In connection with their claims of vicarious infringement, the authors claimed that “every output of the LLaMa language models is an infringing derivative work” and that because third-party users (rather than Meta) are the ones to initiate queries of LLaMa, “every output from the LLaMa language models constitutes an act of vicarious copyright infringement” by Meta. The court was not persuaded by this argument either—because, as noted above, the complaint failed to allege the substantial similarity necessary to make LLaMa’s outputs infringing derivative works. As the Andersen opinion had pointed out, a claim of vicarious infringement must be predicated on an allegation of underlying direct infringement, and the failure to plausibly allege a directly infringing output was therefore fatal to the authors’ claim.
Consistent with this analysis, the court likewise dismissed the remaining claims at issue in the motion to dismiss, leaving only the claim that Meta’s copying for purposes of training LLaMa constitutes direct copyright infringement.
In December 2023, the authors filed an amended complaint in which they provided more specific allegations regarding Meta’s use of the “Books 3” and “The Pile” datasets (which allegedly include the authors’ copyrighted books) to train LLaMa, and regarding Meta’s alleged knowledge that it was using copyrighted works. The authors removed their claim that LLaMa is itself an infringing derivative. In January 2024, Meta filed an answer to the amended complaint in which it denied the authors’ claims wholesale and raised numerous affirmative defenses. The court has held a case management conference and approved a discovery schedule for the litigation, culminating in a summary judgment hearing slated for March of 2025.

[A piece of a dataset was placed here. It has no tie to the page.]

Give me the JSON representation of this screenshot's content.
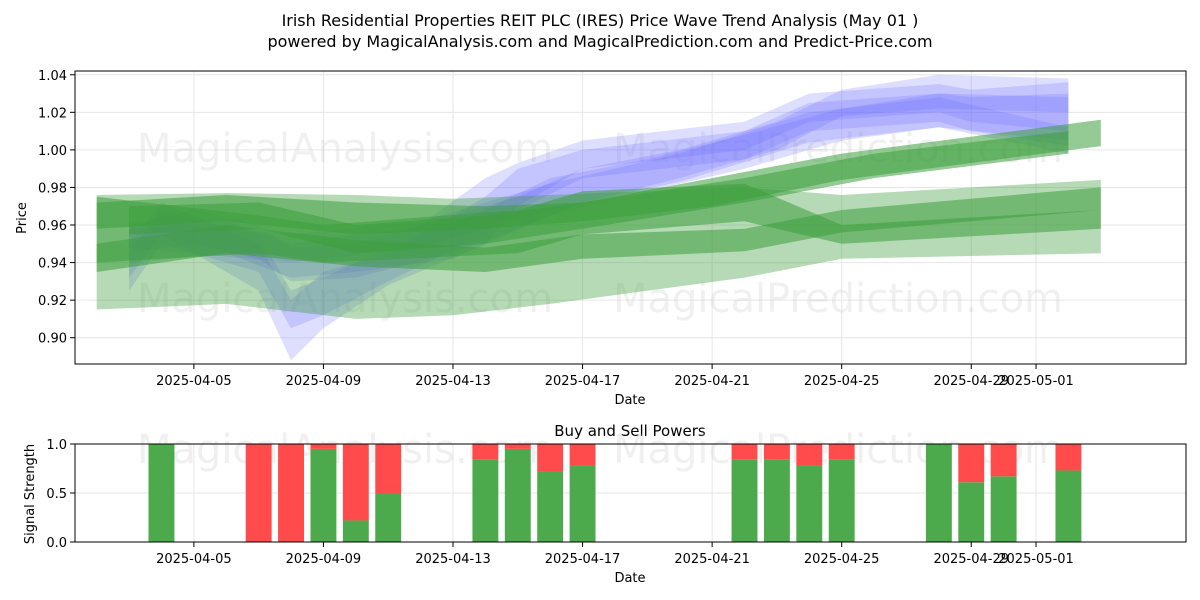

The Andersen and Kadrey motion to dismiss rulings provide guidance on what courts are likely to deem sufficient to state a viable claim of copyright infringement in the context of GenAI. First, if the allegedly infringing work is a GenAI output, courts are asking plaintiffs to identify with specificity the allegedly infringing output(s) and to plausibly plead that the output is substantially similar to a specific original work. Second, where multiple defendants are named in a complaint, connected only by use of the same AI technology (such as the defendants in Andersen, who all allegedly use the Stable Diffusion tool), the complaint must clearly and separately allege all claims and underlying facts against each defendant. Third, it is still unclear whether a direct copyright infringement claim can be substantiated solely on the scraping of works and the use of those works to train an AI tool (independent of any allegedly infringing output). This theory of liability remains to be assessed in future proceedings.
The cases are Andersen v. Stability AI Ltd, No. 3:23-cv-00201 (N.D. Cal. 2023) and Kadrey v. Meta Platforms, Inc., No. 23-cv-03417-VC (N.D. Cal. 2023).